Tuesday, March 25, 2008

ON THIS DAY: Tuesday, March 25, 1862

The Unbearable Lightness of…Nothing

A slow day. There’s no combat, aside from those never-ending flashes here and there of pickets and scouts popping off at each other. In Washington, President Lincoln visits the Navy Yard. In Tennessee, Federal reconnaissance missions crisscross Tennessee, which is beginning to slip away from the Confederates.

In southwestern Tennessee, Grant is still thinking about a pre-emptive strike against the Confederate forces gathering a few miles away at Corinth, Mississippi. He is wondering where Buell’s reinforcements are. Buell’s Army of the Ohio is moving ever so slowly in Grant’s direction. In St. Louis, the ever-anxious Maj. Gen. Henry W. Halleck is trying to savor his expanded span of control, which is most troops west of the Appalachians. He, too, worries. Among forces on both sides there’s a sense that something is going to happen—but when? And how?

With Gen. Lew Wallace’s division a few miles from Pittsburg Landing, Pvt. Andrew Altman of the 68th Ohio begins scratching out, with difficulty, another letter to his family in Henry County, Ohio. “We are expecting a battle,” he writes. “A [Secesh] gave him self up [and said] “they are getting a little down in the mouth.”

After complaining about a lack of mail from home “(I want you to wright to me as son as posible,”) Altman took note of the local weather: “It is very warm and the peach trees are in blossom.”

It was very different in the hills and valleys of western Virginia, where the occupying Ohioans are suffering from boredom and bad weather. No battles seem imminent, although there is hope of aggresive leadership from John C. Fremont, who is taking command of the newly christened Mountain Department, formerly the Department of Western Virginia. The only military activity here is the slow, hard, dangerous search for bushwhackers. The quality of the soldiers' food has degenerated: “Our living is hard, the grub I mean,” Lt. Col. Rutherford B. Hayes of the 23rd Ohio writes. “and not likely to improve. Salt pork and crackers [the almost inedible hardtack issued by the army]. “The armies have swept off all fresh meats and vegetables. A few eggs once in a great while.”

The weather—blamed on the “equinox,” marking the change from winter to spring—is getting tiresome as well. Hayes notes that it has been snowing since the previous Friday afternoon. On Saturday, it was “still snowing. What a snow-storm is blowing. Whew!” On Monday, “It is snowing still. What a climate!” In a letter that day to his uncle, he adds, “We have had about enough of the snows, winds, and rains of the mountains.”

The snow will end by Thursday, and then the deep mud season will begin. More delays, more tedium. The desperate search for something—anything—to enliven the day as a subject for conversation and letter writing. Fortunately, regimental surgeon Dr. Joseph T. Webb, Lucy’s brother and Rutherford’s brother-in-law, brings back a good story, one that will probably be told and re-told to the accompaniment of much thigh slapping.

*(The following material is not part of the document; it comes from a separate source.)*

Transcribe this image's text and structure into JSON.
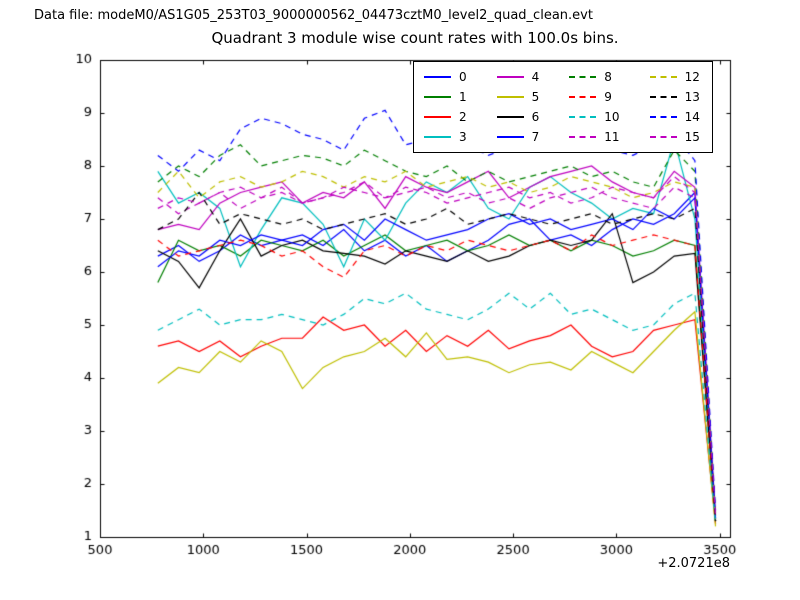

Dr. Webb loves children and always stops to talk them and, according to Rutherford, “generally manages to get them on his knee.” Stopping at a farmhouse and spying a three-year-old, he approached the child, who, he soon discovered, could not speak very clearly. “Come, my fine little fellow. I want to talk to you,” the doctor said. The little boy turned, saying something the doctor did not understand. “On a second approach,” Colonel Hayes wrote his uncle, “the doctor made it out ‘Go to Hell, you dam Yankee!’ This from the little codger was funny enough….”

And that, for several days, was the high point of life in the mountains for Colonel Hayes.

IT’S COMING SOONER THAN YOU THINK: April 12, 2011—less than 3½ years from now!—will be the 150th anniversary of the outbreak of the Civil War. In 1861, April 12 was the day Confederates opened fire on Fort Sumter in Charleston Harbor.